Le Généraliste : Pourquoi ce deuxième ouvrage, trois ans après un premier sur la sécurité des soins ?
René Amalberti Le premier était une présentation générale du concept de sécurité des soins. Cette fois on essaie de descendre une marche, de se rapprocher des confrères et de leur proposer de décliner cette idée dans leur vie de tous les jours au cabinet.
Quand on évoque l’erreur médicale, on pense volontiers incompétence. Dans votre livre au contraire, vous insistez sur les vices de procédure. Pourquoi ?
R. A. Si l’on prend toutes les statistiques, ce qui cause le risque c’est l’organisation, beaucoup plus que l’incompétence technique. Donc, la cible de "l’Audit" porte surtout sur l’organisation et pratiquement pas sur les techniques médicales.
Le Généraliste : En vous lisant, on a l’impression que beaucoup d’incidents proviennent du surmenage du praticien. Le risque d’erreur en médecine générale vous semble-t-il accru par la crise démographique ?
Jean Brami C’est évident. Quand des confrères sont installés dans des zones où il y a peu de médecins, ils aimeraient travailler moins, mais ne le peuvent pas. Le temps est un outil de l’organisation : quand il n’est pas maîtrisé, il devient l’outil de la désorganisation. Ce lien au temps, si important, n’est pas quelque chose qui est enseigné. Certains médecins vont savoir gérer leur temps spontanément, mais ce n’est pas le cas de tous.
R. A. On enseigne la relation duelle avec le patient, mais pas le pilotage de la patientèle. Nous sommes le pays d’Europe où le temps de consultation est le plus long. Certaines consultations vont prendre le double de temps d’une consultation classique. Mais comme on n’apprend pas aux médecins à gérer leur temps, le vrai risque d’erreur survient plusieurs heures plus tard, lorsque le médecin se rend compte qu’il a pris du retard...
Vous relevez que les consultations les plus longues ne sont pas forcément les plus sûres. Comment expliquer ce paradoxe ?

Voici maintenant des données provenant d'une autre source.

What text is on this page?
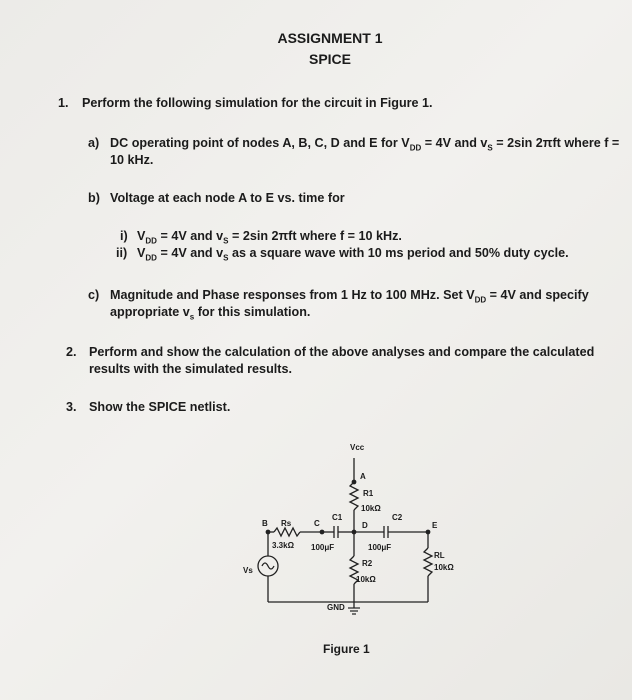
ASSIGNMENT 1
SPICE
1. Perform the following simulation for the circuit in Figure 1.
a) DC operating point of nodes A, B, C, D and E for $V_{DD} = 4V$ and $v_S = 2\sin$ 2πft where f =
10 kHz.
b) Voltage at each node A to E vs. time for
i) $V_{DD} = 4V$ and $v_S = 2\sin$ 2πft where f = 10 kHz.
ii) $V_{DD} = 4V$ and $v_S$ as a square wave with 10 ms period and 50% duty cycle.
c) Magnitude and Phase responses from 1 Hz to 100 MHz. Set $V_{DD} = 4V$ and specify
appropriate $v_s$ for this simulation.
2. Perform and show the calculation of the above analyses and compare the calculated results with the simulated results.
3. Show the SPICE netlist.
Vcc
A
R1
10kΩ
B Rs	C
C1
D
C2
E
3.3kΩ 100μF	100μF
R2
10kΩ
RL
10kΩ
Vs
GND
Figure 1
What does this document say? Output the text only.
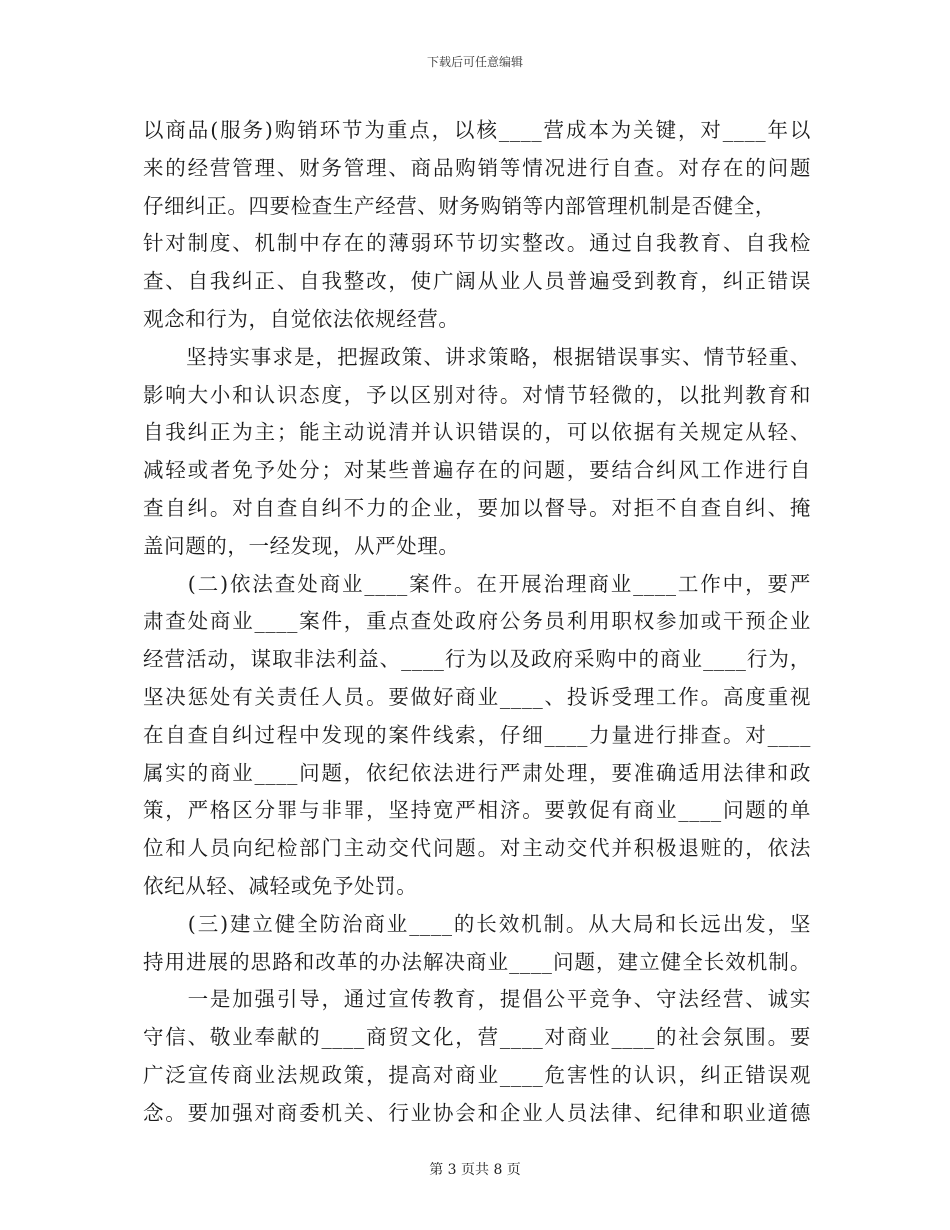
下载后可任意编辑
以商品(服务)购销环节为重点，以核____营成本为关键，对____年以
来的经营管理、财务管理、商品购销等情况进行自查。对存在的问题
仔细纠正。四要检查生产经营、财务购销等内部管理机制是否健全，
针对制度、机制中存在的薄弱环节切实整改。通过自我教育、自我检
查、自我纠正、自我整改，使广阔从业人员普遍受到教育，纠正错误
观念和行为，自觉依法依规经营。
　　坚持实事求是，把握政策、讲求策略，根据错误事实、情节轻重、
影响大小和认识态度，予以区别对待。对情节轻微的，以批判教育和
自我纠正为主；能主动说清并认识错误的，可以依据有关规定从轻、
减轻或者免予处分；对某些普遍存在的问题，要结合纠风工作进行自
查自纠。对自查自纠不力的企业，要加以督导。对拒不自查自纠、掩
盖问题的，一经发现，从严处理。
　　(二)依法查处商业____案件。在开展治理商业____工作中，要严
肃查处商业____案件，重点查处政府公务员利用职权参加或干预企业
经营活动，谋取非法利益、____行为以及政府采购中的商业____行为，
坚决惩处有关责任人员。要做好商业____、投诉受理工作。高度重视
在自查自纠过程中发现的案件线索，仔细____力量进行排查。对____
属实的商业____问题，依纪依法进行严肃处理，要准确适用法律和政
策，严格区分罪与非罪，坚持宽严相济。要敦促有商业____问题的单
位和人员向纪检部门主动交代问题。对主动交代并积极退赃的，依法
依纪从轻、减轻或免予处罚。
　　(三)建立健全防治商业____的长效机制。从大局和长远出发，坚
持用进展的思路和改革的办法解决商业____问题，建立健全长效机制。
　　一是加强引导，通过宣传教育，提倡公平竞争、守法经营、诚实
守信、敬业奉献的____商贸文化，营____对商业____的社会氛围。要
广泛宣传商业法规政策，提高对商业____危害性的认识，纠正错误观
念。要加强对商委机关、行业协会和企业人员法律、纪律和职业道德
第 3 页共 8 页
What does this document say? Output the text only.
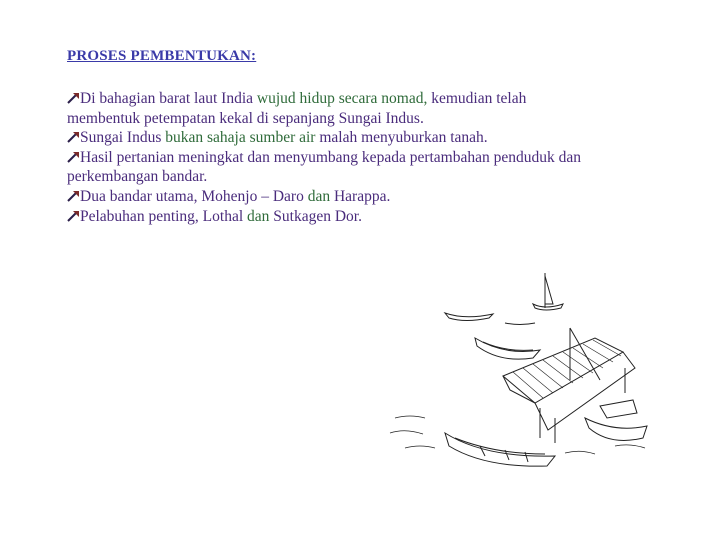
PROSES PEMBENTUKAN:
Di bahagian barat laut India wujud hidup secara nomad, kemudian telah
membentuk petempatan kekal di sepanjang Sungai Indus.
Sungai Indus bukan sahaja sumber air malah menyuburkan tanah.
Hasil pertanian meningkat dan menyumbang kepada pertambahan penduduk dan
perkembangan bandar.
Dua bandar utama, Mohenjo – Daro dan Harappa.
Pelabuhan penting, Lothal dan Sutkagen Dor.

J. B. Ce n’est pas du tout paradoxal ! Quand des gens viennent, ils présentent souvent trois ou quatre motifs de consultation. Parmi ces plaintes, le médecin va choisir, car il ne pourra pas toutes les traiter. Le patient va s’en rendre compte et conclure que les questions auxquelles il n’a pas obtenu de réponses n’intéressent pas son médecin. Du coup, il ne va pas lui en reparler lors des consultations suivantes. Et si jamais le problème s’aggrave, le patient aura beau jeu de dire : "Docteur, je vous en avais parlé il y a plusieurs mois et vous n’avez rien fait"… À l’inverse, en dessous de 8 minutes, c’est dangereux. Le patient n’a pas le temps de se déshabiller et le médecin n’a pas le temps de l’ausculter.
Et les nouveaux moyens de communication ? Sont-ils un « + » ou un danger pour le praticien ?

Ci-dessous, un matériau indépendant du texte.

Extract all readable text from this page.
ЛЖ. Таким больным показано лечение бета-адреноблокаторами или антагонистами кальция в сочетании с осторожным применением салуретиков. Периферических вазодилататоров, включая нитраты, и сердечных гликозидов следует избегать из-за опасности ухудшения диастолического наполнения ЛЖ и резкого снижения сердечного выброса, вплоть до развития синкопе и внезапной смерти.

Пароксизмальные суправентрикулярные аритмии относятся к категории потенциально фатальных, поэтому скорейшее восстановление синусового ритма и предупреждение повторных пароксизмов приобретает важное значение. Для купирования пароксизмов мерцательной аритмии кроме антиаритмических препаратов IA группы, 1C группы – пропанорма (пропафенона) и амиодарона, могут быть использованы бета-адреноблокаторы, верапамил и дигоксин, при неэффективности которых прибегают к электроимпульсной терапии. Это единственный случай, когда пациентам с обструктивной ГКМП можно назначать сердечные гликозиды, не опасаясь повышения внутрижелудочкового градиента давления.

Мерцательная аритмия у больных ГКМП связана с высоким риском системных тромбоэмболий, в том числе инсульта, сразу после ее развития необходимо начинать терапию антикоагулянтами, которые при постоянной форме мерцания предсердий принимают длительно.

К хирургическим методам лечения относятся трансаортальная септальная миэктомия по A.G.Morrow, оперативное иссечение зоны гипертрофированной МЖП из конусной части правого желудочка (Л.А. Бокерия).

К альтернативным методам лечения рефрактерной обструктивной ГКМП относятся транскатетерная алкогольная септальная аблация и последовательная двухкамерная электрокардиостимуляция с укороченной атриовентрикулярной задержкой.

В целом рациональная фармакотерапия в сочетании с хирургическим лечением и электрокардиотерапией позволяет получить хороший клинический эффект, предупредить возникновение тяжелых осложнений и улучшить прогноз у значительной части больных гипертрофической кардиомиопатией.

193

R.A. Ce n’est pas l’outil en lui-même qui est bon ou mauvais, mais la façon dont le médecin va s’en servir. Ces nouvelles technologies seront un "plus" quand elles seront maîtrisées. L’apprentissage de ces technologies est nécessaire.
J. B. Quand un patient envoie par e-mail une photo au médecin pour lui demander conseil, les clichés sont souvent de mauvaise qualité. Donc il y a un risque pour le patient. Cela dit, quand on aura domestiqué ces technologies, cela débouchera sur une médecine de meilleure qualité. On va recourir de plus en plus à ces nouveaux moyens de communication, c’est inévitable. Il est donc essentiel de savoir s’en servir à titre professionnel.
Pour une sécurité optimale des soins, la première qualité du praticien n’est-elle pas d’être obsessionnel ?
J. B. : Il faut que les médecins soient réflexifs, qu’ils arrivent à se regarder travailler. Le problème, c’est qu’ils n’ont plus le temps de le faire. Ils ne se rendent même pas compte qu’ils prennent des risques. Pour réfléchir à leurs pratiques, les groupes de pairs peuvent être utiles. Mais il faut des objectifs bien définis pour que l’échange ne parte pas dans toutes les directions.
Qu’allez-vous faire de cet audit en ligne ?
J.B. : On pense que cet audit est un outil important à la disposition de la profession. Et, si les praticiens font vraiment leur deuxième tour d’audit, ils auront accompli leur DPC. Pour le reste, c’est bien entendu une mine d’or en termes de recherche.